Apr 19, 2013 11:10
Даже не знаю с чего начать - этот роман во время прочтения то вспыхивал яркими красками, то намеренно затухал, сводясь практически к цепи событий, напоминающих детективную повесть. Овладение Лолитой вводит повествователя в некое словесное оцепенение - мы прикасаемся только к сырой реальности, воплощению мечты Гумберта, превратившееся, по его же словам, в страшный сон. Все выпады против “Лолиты” (мне неизвестные, но легко просчитываемые) относятся, думаю, к сюжету. Эта история и страшит, и кажется пошлой, и завораживает - хотя этика здесь в какой-то степени не интересна, как не волнуют меня в своей самостоятельности и литературные приёмы, создающие неуловимый эффект. Это - эффект реальности, странного живого совершенства (последнее слово слишком статично и по-своему дискредитирует роман, описывающий много смрада и грязи). Меня часто не покидало ощущение слитости Набокова с языком, нерасщепляемого симбиоза (взять хотя бы одну его фразу - “Я не знаю, был ли альбом свахи добавочным звеном в ромашковой гирлянде судьбы…”). Странно, что действительность настигла меня в потоке слов, но неслучайно Набоков отсылает в конце романа и читателя, и Лолиту, и себя к “благословенной материи мира”. Он часто застигает врасплох, особенно выразительно было сравнение повзрослевшей Лолиты с осенним лесом: “От нее оставалось лишь легчайшее фиалковое эхо, листопадное эхо той нимфетки, на которую я наваливался с такими криками в прошлом; это на краю красного оврага, с далеким лесом под белесым небом, с бурыми листьями, запрудившими ручей, с одним последним сверчком в сухом бурьяне…”. Вполне логичная ассоциация (увядание как часть цикла времен года) развертывается в картинку, прибавляет к себе два измерения и уступает место своей производной. Другой пример, встречающийся вскоре, такой же материальный, но теперь искрящийся и динамичный: “Вдавите обойму в рукоятку. Нажимайте, пока не услышите или не почувствуете, как захватило защелку. Упоительно плотно. Вместимость: восемь патронов. Вороной отлив. Мучительно готов разрядиться”.

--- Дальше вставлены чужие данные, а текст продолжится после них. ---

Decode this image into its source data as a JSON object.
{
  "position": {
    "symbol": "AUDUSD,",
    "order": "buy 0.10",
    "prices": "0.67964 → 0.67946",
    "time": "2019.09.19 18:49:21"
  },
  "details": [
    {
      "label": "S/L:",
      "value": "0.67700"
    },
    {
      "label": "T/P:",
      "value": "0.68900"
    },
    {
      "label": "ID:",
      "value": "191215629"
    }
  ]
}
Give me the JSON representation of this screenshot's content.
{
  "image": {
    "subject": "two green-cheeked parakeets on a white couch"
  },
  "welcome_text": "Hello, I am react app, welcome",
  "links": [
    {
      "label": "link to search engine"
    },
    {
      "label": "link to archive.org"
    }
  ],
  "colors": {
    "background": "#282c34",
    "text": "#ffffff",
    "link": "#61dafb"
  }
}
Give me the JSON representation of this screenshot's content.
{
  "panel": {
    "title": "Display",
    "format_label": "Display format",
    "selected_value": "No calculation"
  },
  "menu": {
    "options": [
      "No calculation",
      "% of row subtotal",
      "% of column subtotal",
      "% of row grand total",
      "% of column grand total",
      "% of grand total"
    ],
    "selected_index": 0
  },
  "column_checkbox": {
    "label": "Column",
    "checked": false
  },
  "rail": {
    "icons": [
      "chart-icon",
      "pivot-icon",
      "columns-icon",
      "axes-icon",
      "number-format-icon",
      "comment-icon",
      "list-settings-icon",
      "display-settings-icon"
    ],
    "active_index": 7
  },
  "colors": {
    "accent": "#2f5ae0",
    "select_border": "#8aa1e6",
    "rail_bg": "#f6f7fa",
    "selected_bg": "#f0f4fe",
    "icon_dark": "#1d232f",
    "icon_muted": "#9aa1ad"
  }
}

Любопытна здесь мучительная тяга Гумберта Гумберта к Лолите, так и не превратившейся для нас в “субъект” - мы ни разу не узнаем, что она думает на самом деле, насколько вообще активно её сознание - только, возможно, в конце, когда делает выбор (хотя и это скорее обусловлено рефлексами, доставшимися в наследство от детства) в пользу своего мужа. В конце книги меня ждало легкое разочарование (здесь, видимо, являющееся положительным признаком) от того, что роман и герой не замкнуты в себе, а вырываются к жизни, которую так умело описывают и над которой так часто издеваются, что Гумберту не хватило своей любви для полного обретения себя: “ На том или другом завороте я чувствую, как моё склизкое “я” ускользает от меня, уходя в такие глубокие и темные воды, что не хочется туда и соваться”.